One of the great things about C++ is that it gives you control over
when and how you code is compiled.

For large and complex systems of structs, it is often a good idea to split up
your code into smaller compilation units. You can do so using custom constructors.

For the Avro format, these must be a static function on your struct or class called
`from_avro` that take a `rfl::avro::Reader::InputVarType` as input and return
the class or the class wrapped in `rfl::Result`.
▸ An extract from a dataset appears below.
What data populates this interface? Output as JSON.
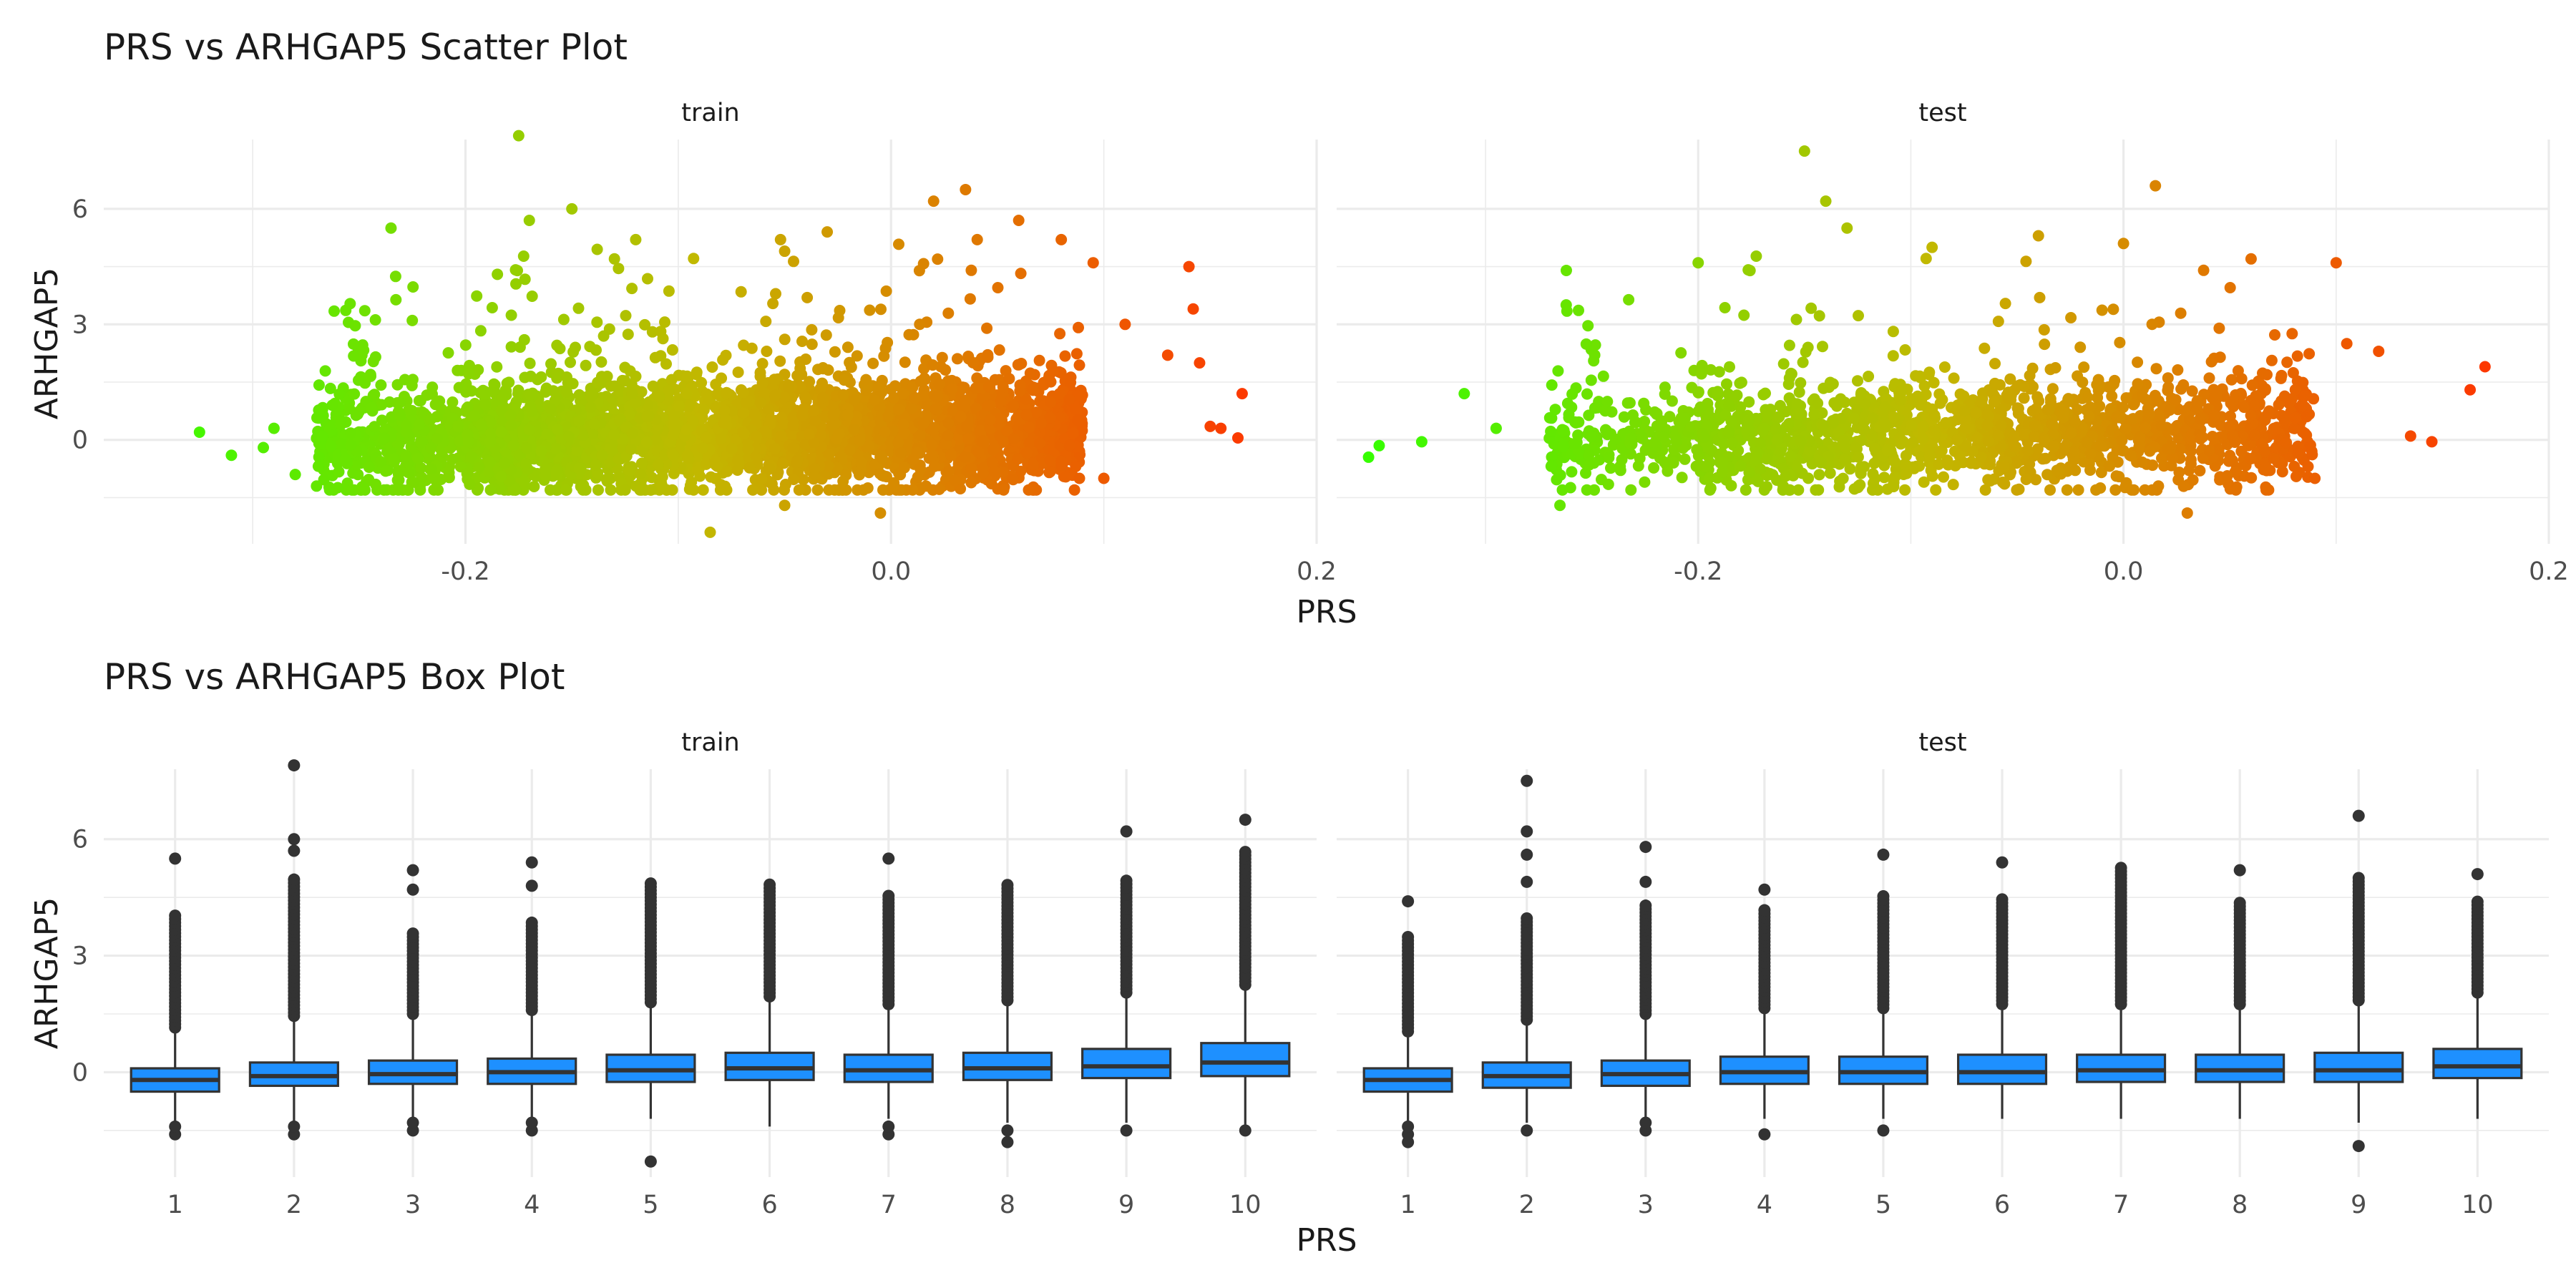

In your header file you can write something like this:

```cpp
struct Person {
    rfl::Rename<"firstName", std::string> first_name;
    rfl::Rename<"lastName", std::string> last_name;
    rfl::Timestamp<"%Y-%m-%d"> birthday;

    using InputVarType = typename rfl::avro::Reader::InputVarType;
    static rfl::Result<Person> from_avro(const InputVarType& _obj);
};
```

And in your source file, you implement `from_avro` as follows:

```cpp
rfl::Result<Person> Person::from_avro(const InputVarType& _obj) {
    const auto from_nt = [](auto&& _nt) {
        return rfl::from_named_tuple<Person>(std::move(_nt));
    };
    return rfl::avro::read<rfl::named_tuple_t<Person>>(_obj)
        .transform(from_nt);
}
```

This will force the compiler to only compile the Avro parsing when the source file is compiled.